Sur sa page Facebook, Patrick Déry justifie son nouveau choix de carrière en expliquant les raisons qui l’ont amené préférer le PLQ aux autres formations politiques. Je passe sur ses analyses de la CAQ, du PQ et de QS, je ne m’attarderai qu’à ce qu’il rapporte du PLQ. Je le cite :
« Ce n’est pas pour autant un choix par dépit. C’est le parti de Lesage, ce fut un temps le parti de Lévesque, et aussi celui d’Adélard Godbout. Surtout Godbout. Celui qui a donné le droit de vote aux femmes, rendu l’école obligatoire et adopté le premier code du travail, tout ça en cinq ans entre deux mandats de l’Union nationale. Le PLQ a été le premier parti de pouvoir progressiste au Québec. C’est cet esprit que je retrouve chez l’actuelle cheffe de l’opposition, Dominique Anglade, qui dirige l’aile parlementaire avec laquelle je vais bientôt travailler. »

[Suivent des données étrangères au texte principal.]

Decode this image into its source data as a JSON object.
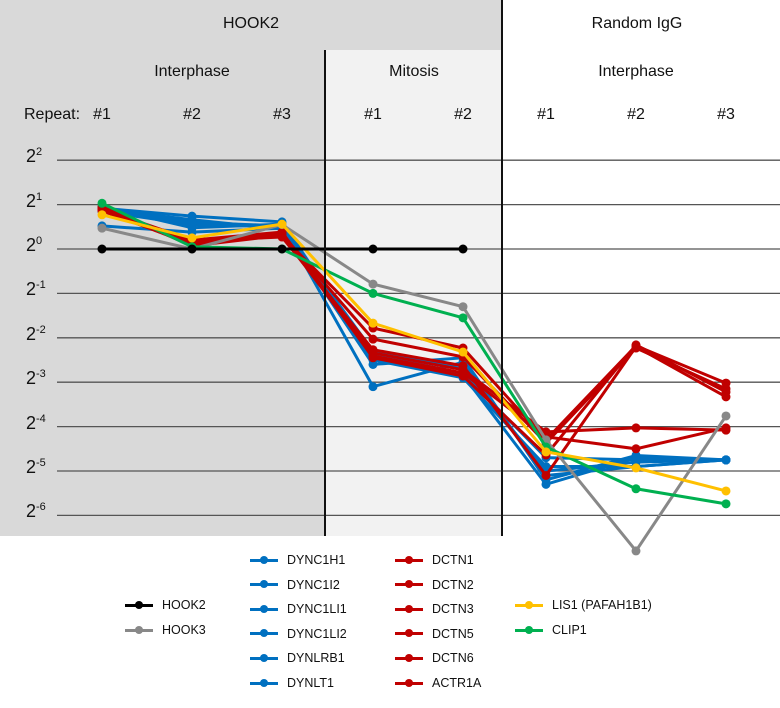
{
  "header": {
    "group1": "HOOK2",
    "group2": "Random IgG",
    "phase1": "Interphase",
    "phase2": "Mitosis",
    "phase3": "Interphase",
    "repeat_label": "Repeat:"
  },
  "chart_data": {
    "type": "line",
    "categories": [
      "#1",
      "#2",
      "#3",
      "#1",
      "#2",
      "#1",
      "#2",
      "#3"
    ],
    "y_scale": "log2",
    "y_tick_labels": [
      {
        "base": "2",
        "exp": "2",
        "value": 2
      },
      {
        "base": "2",
        "exp": "1",
        "value": 1
      },
      {
        "base": "2",
        "exp": "0",
        "value": 0
      },
      {
        "base": "2",
        "exp": "-1",
        "value": -1
      },
      {
        "base": "2",
        "exp": "-2",
        "value": -2
      },
      {
        "base": "2",
        "exp": "-3",
        "value": -3
      },
      {
        "base": "2",
        "exp": "-4",
        "value": -4
      },
      {
        "base": "2",
        "exp": "-5",
        "value": -5
      },
      {
        "base": "2",
        "exp": "-6",
        "value": -6
      }
    ],
    "ylim_log2": [
      -7.2,
      2
    ],
    "grid": true,
    "legend_position": "bottom",
    "series": [
      {
        "name": "HOOK2",
        "color": "#000000",
        "log2_values": [
          0,
          0,
          0,
          0,
          0,
          null,
          null,
          null
        ]
      },
      {
        "name": "HOOK3",
        "color": "#888888",
        "log2_values": [
          0.47,
          0,
          0.55,
          -0.79,
          -1.3,
          -4.3,
          -6.8,
          -3.76
        ]
      },
      {
        "name": "DYNC1H1",
        "color": "#0070c0",
        "log2_values": [
          0.92,
          0.74,
          0.61,
          -2.45,
          -2.84,
          -5.3,
          -4.7,
          -4.75
        ]
      },
      {
        "name": "DYNC1I2",
        "color": "#0070c0",
        "log2_values": [
          0.52,
          0.38,
          0.47,
          -2.6,
          -2.45,
          -5.2,
          -4.65,
          -4.75
        ]
      },
      {
        "name": "DYNC1LI1",
        "color": "#0070c0",
        "log2_values": [
          0.95,
          0.48,
          0.56,
          -3.1,
          -2.55,
          -5.1,
          -4.9,
          -4.75
        ]
      },
      {
        "name": "DYNC1LI2",
        "color": "#0070c0",
        "log2_values": [
          0.85,
          0.55,
          0.5,
          -2.3,
          -2.7,
          -5.0,
          -4.8,
          -4.75
        ]
      },
      {
        "name": "DYNLRB1",
        "color": "#0070c0",
        "log2_values": [
          0.88,
          0.6,
          0.52,
          -2.5,
          -2.9,
          -4.9,
          -4.9,
          -4.75
        ]
      },
      {
        "name": "DYNLT1",
        "color": "#0070c0",
        "log2_values": [
          0.9,
          0.66,
          0.45,
          -2.38,
          -2.8,
          -4.7,
          -4.75,
          -4.75
        ]
      },
      {
        "name": "DCTN1",
        "color": "#c00000",
        "log2_values": [
          0.92,
          0.14,
          0.29,
          -1.78,
          -2.23,
          -4.3,
          -2.18,
          -3.02
        ]
      },
      {
        "name": "DCTN2",
        "color": "#c00000",
        "log2_values": [
          0.88,
          0.1,
          0.33,
          -2.03,
          -2.43,
          -4.37,
          -2.23,
          -3.15
        ]
      },
      {
        "name": "DCTN3",
        "color": "#c00000",
        "log2_values": [
          0.9,
          0.18,
          0.27,
          -2.27,
          -2.63,
          -5.1,
          -2.2,
          -3.33
        ]
      },
      {
        "name": "DCTN5",
        "color": "#c00000",
        "log2_values": [
          0.86,
          0.11,
          0.36,
          -2.34,
          -2.72,
          -4.12,
          -4.03,
          -4.08
        ]
      },
      {
        "name": "DCTN6",
        "color": "#c00000",
        "log2_values": [
          0.95,
          0.07,
          0.31,
          -2.41,
          -2.79,
          -4.23,
          -4.5,
          -4.03
        ]
      },
      {
        "name": "ACTR1A",
        "color": "#c00000",
        "log2_values": [
          0.9,
          0.2,
          0.38,
          -2.45,
          -2.86,
          -4.64,
          -2.16,
          -3.22
        ]
      },
      {
        "name": "LIS1 (PAFAH1B1)",
        "color": "#ffc000",
        "log2_values": [
          0.77,
          0.25,
          0.56,
          -1.67,
          -2.32,
          -4.57,
          -4.93,
          -5.45
        ]
      },
      {
        "name": "CLIP1",
        "color": "#00b050",
        "log2_values": [
          1.03,
          0.05,
          0,
          -1.0,
          -1.55,
          -4.46,
          -5.4,
          -5.74
        ]
      }
    ]
  }
}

Permettez que je réagisse : pas pire, d’utiliser des passages historiques valeureux pour justifier le choix du PLQ. Qu’il suffise de rappeler que Philippe Couillard en faisait autant quand il inscrivait son gouvernement en droite ligne, selon lui, de ceux de Godbout et Lesage !
Il me semble pourtant que c’est le passé récent du Parti libéral qui nous permettrait de mieux comprendre le choix de M. Déry, un passé dont a été partie prenante depuis 2015 l’actuelle cheffe Dominique Anglade, et qu’elle n’a pas du tout renié.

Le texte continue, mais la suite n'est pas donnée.